Pornography 101

Pornography 101


On any given day, 65 percent of Christian men and 33 percent of Christian women have an issue with pornography, and yet you never hear anyone talking about it. Statistics say that children, digital natives, as early as age 11 are being exposed to pornography but again, we are not talking about it. That is why I was so grateful that so many of you showed up to our Speaker Series Workshop entitled Pornography 101.  Our desire was to start engaging around this issue and all of its many facets. Matt Raeder, the presenter,  began by talking about the pornography industry as a whole he said that it generates more than all professional sports combined, about $57 billion a year. He explained that society often thinks that for men, sex is purely physical, when in fact, their emotions are strongly connected to sexuality: they feel more loved, respected and valued when they have sex. So when they’re viewing pornography, they’re getting an emotional need met, but in an unhealthy way. Pornography is easy, available and effective to ease their emotional pain. “Once men remove the pornography from their lives, acknowledge their emotional pain and learn to deal with their emotions in healthy ways, they are able to be free” of the lure of pornography.

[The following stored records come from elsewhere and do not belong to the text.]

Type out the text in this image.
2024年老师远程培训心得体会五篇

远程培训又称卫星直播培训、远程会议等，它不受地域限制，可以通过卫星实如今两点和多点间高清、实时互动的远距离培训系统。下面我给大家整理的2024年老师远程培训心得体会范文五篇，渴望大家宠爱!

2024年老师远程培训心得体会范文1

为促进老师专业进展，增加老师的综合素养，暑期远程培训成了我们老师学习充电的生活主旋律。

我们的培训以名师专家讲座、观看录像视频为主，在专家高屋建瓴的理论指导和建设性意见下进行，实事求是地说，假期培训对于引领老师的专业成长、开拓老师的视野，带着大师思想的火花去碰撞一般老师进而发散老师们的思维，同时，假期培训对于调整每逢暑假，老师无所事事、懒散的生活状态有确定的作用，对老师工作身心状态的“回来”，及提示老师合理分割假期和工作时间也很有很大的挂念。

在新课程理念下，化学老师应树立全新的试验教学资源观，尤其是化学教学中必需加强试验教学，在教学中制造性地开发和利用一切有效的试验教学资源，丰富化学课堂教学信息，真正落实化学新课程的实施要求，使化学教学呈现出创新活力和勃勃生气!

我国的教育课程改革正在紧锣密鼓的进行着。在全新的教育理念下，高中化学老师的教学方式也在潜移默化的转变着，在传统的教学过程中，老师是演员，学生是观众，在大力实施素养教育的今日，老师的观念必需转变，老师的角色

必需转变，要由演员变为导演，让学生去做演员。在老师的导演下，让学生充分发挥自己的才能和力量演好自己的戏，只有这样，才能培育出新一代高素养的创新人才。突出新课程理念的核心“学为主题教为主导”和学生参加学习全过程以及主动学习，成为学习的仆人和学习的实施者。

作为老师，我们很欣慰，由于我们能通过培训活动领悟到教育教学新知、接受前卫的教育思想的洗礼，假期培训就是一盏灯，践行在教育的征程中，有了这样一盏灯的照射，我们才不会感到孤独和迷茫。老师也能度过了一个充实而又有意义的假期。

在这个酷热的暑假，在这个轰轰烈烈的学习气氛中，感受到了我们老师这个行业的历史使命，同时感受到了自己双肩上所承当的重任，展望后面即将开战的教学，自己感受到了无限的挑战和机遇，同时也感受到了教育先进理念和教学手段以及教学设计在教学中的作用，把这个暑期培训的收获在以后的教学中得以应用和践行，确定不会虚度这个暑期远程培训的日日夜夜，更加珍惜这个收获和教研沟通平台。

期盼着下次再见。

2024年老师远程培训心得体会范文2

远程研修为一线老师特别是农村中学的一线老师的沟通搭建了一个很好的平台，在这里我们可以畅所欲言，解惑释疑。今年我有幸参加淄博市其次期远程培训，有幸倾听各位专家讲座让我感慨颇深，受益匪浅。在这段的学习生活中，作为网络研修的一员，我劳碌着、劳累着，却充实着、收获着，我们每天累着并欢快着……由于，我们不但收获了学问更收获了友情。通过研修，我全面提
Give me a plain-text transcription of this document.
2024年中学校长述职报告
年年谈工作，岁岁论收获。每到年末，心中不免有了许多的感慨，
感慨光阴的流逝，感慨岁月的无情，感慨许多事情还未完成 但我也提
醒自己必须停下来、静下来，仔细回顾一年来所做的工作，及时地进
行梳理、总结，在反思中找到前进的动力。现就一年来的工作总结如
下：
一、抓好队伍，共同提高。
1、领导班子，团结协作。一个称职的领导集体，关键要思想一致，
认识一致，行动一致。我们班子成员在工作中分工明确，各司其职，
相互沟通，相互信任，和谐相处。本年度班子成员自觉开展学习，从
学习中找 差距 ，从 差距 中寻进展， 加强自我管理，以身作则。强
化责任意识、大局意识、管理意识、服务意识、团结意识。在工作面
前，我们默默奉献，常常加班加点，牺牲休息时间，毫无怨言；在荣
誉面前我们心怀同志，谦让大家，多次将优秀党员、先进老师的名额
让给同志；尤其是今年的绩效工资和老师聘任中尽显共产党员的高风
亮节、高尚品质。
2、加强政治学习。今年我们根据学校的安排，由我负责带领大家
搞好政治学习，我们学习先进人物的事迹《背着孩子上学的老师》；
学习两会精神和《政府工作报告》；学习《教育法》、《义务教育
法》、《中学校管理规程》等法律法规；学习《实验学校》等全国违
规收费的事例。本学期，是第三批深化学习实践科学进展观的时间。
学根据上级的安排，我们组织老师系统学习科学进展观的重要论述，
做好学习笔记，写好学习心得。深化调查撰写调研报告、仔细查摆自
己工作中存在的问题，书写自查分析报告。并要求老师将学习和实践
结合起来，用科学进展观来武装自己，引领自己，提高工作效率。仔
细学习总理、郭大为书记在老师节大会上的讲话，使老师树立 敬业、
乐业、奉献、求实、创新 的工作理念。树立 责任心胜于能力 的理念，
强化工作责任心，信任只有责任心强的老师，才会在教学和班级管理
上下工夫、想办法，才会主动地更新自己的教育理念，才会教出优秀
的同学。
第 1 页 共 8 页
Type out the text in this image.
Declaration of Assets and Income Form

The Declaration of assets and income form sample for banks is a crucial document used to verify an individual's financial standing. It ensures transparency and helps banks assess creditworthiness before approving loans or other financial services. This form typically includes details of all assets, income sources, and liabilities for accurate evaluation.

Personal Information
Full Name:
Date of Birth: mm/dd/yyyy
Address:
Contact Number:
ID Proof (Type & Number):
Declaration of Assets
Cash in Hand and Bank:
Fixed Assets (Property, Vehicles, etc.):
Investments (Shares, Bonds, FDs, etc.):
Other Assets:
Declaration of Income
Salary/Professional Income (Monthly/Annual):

Matt shared about the shame cycle of porn-use and how behaviors can escalate into very risky conducts. Pornography use can “destroy relationships,” he said, and distance men from God.. It changes the way they view people, diminishing their value. He shared about the impact on wives and described the following indicators that a man in a relationship is addicted to pornography:

  • he stays up later than you
  • he is emotionally distant
  • he has mood swings,: especially anger
  • he is depressed or anxious
  • he is self-absorbed and are losing interest in the family
  • he has lost interest in sex
  • he asks you to do new edgy behaviors in bed , especially ones that are degrading to women
  • there are unexplained charges on bills

Matt encouraged members of the audience who are viewing pornography to “tell someone today” that keeping it a secret “just makes it worse.”

Likewise, Matt shared about women who struggle with viewing pornography use but was not able to go into in any depth. He addressed the impact of pornography on children. He said that boys today “learn about sex by viewing pornography.”  He shared that they will often ask girls to send them “nudes” and girls will more than likely comply because they feel pressured to fit in. He emphasized the importance of talking to our children about the dangers of pornography and monitoring and setting limits on screen time. He especially emphasized that children should not have their phones in their rooms at night.

Since time was short, he was not able to delve into this aspect of pornography in great depth, however we hope to offer another presentation this summer that will focus more on how to protect and talk to our children. Hopefully our children can be a part of that presentation.